Sie zwinkerte mir zu. »Wir können wohl kaum Nein sagen.«
»Er könnte sich auch einfach ein Taxi nehmen«, schlug ich vor.
»Nein, Newquay liegt ja schließlich auf dem Weg.«
Ich hob die Schultern. »War nur ein Vorschlag. Ich weiß, dass du den Kerl nicht leiden kannst.«
Sie seufzte. »Aber er ist immer noch Davids bester Freund. Wie lange dauert die Fahrt vom Flughafen zum Anwesen?«
»Nur eine halbe Stunde«, erwiderte ich.
Sie kippte den Rest von ihrem Sekt hinunter. »Die dreißig Minuten mit Patrick Finnley in einem Auto werden wir wohl überleben.«
Die Schneiderin kam gerade mit dem fertigen Kleid zurück. Begeistert lächelte sie Nora an. »Haben Sie gerade Patrick Finnley gesagt?

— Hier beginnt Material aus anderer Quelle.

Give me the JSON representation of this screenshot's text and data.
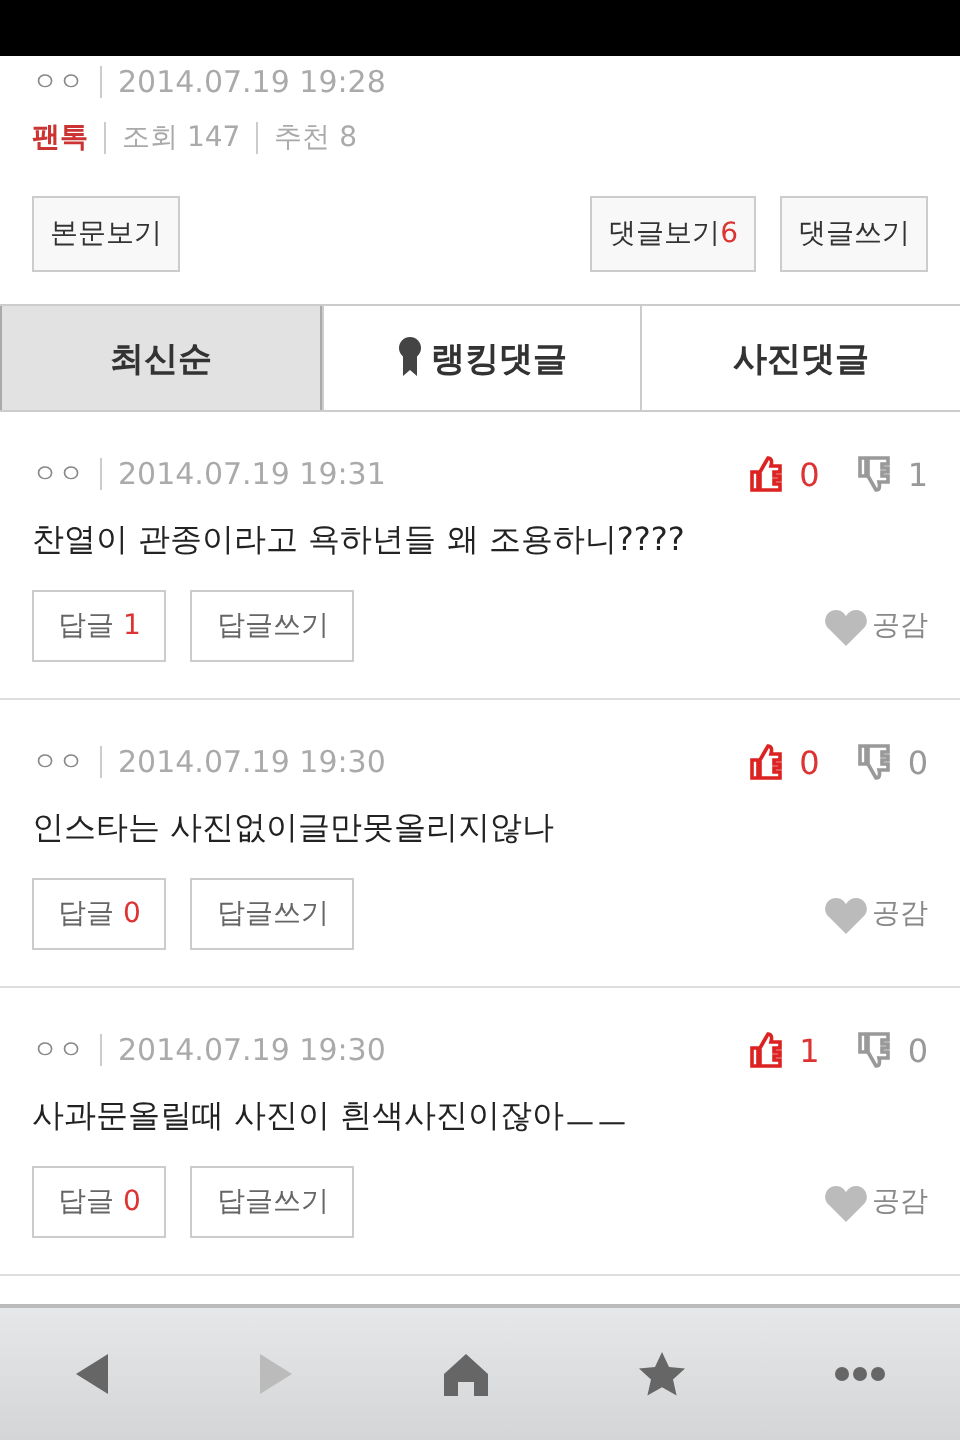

Wie … der Tennisspieler?«
Nora nickte. »Ja, er ist der Trauzeuge meines Ehemannes.«
»Ooooh, mein Enkel ist so ein riesiger Fan! Er spielt ebenfalls Tennis und möchte einmal ein genauso toller Profi werden wie Pat Finnley!«
»Hey, wir können Ihnen ein Autogramm besorgen«, schlug ich vor.
Nora warf mir einen entrüsteten Blick zu.
»Als kleiner Dank, dass Sie so kurzfristig noch Änderungen angenommen haben.«
Die Dame winkte ab, doch an dem Glanz in ihren Augen konnte ich erkennen, dass es ihr viel bedeuten würde. Also notierte ich mir den Namen ihres Enkels in meinem Handy und versprach, ihr das Autogramm zukommen zu lassen.
Während wir den Laden mit unseren Kleidern verließen, warf mir Nora einen amüsierten Blick zu. »Eigentlich ist es gar nicht so verkehrt, dass du Pat bereits vor der Hochzeit kennenlernst. Immerhin seid ihr beide Trauzeugen, und so könnt ihr euch schon einmal beschnuppern. Vielleicht könnt ihr euren Tanz üben?«
»Siehst du«, erwiderte ich zufrieden und öffnete den Kofferraum des Mietwagens, damit wir unsere Kleider hineinlegen konnten. »Alles fügt sich zum Guten.«
Nora hatte mir erzählt, was in ihrer Jugend vorgefallen war. Patrick Finnley hatte sich damals ihr gegenüber nicht gerade nett verhalten. Sie fand, er war arrogant und selbstgefällig. Aber ich konnte mit solchen Typen umgehen. Ich war immerhin in einem Brennpunktviertel in Manchester aufgewachsen, und nun war ich Anwältin in einer aufstrebenden internationalen Kanzlei. Na ja, fast. Die Wahlmodule an der Uni fehlten mir noch. Danach würde ich endlich Anwältin sein, und ich hatte lange dafür gearbeitet und gekämpft. Meine Mum war so stolz auf mich! Und ich selbst war es auch, wenn ich ehrlich war. Ein eingebildeter Typ, der mit dem Silberlöffel im Mund geboren worden war, konnte mir also gar nichts anhaben.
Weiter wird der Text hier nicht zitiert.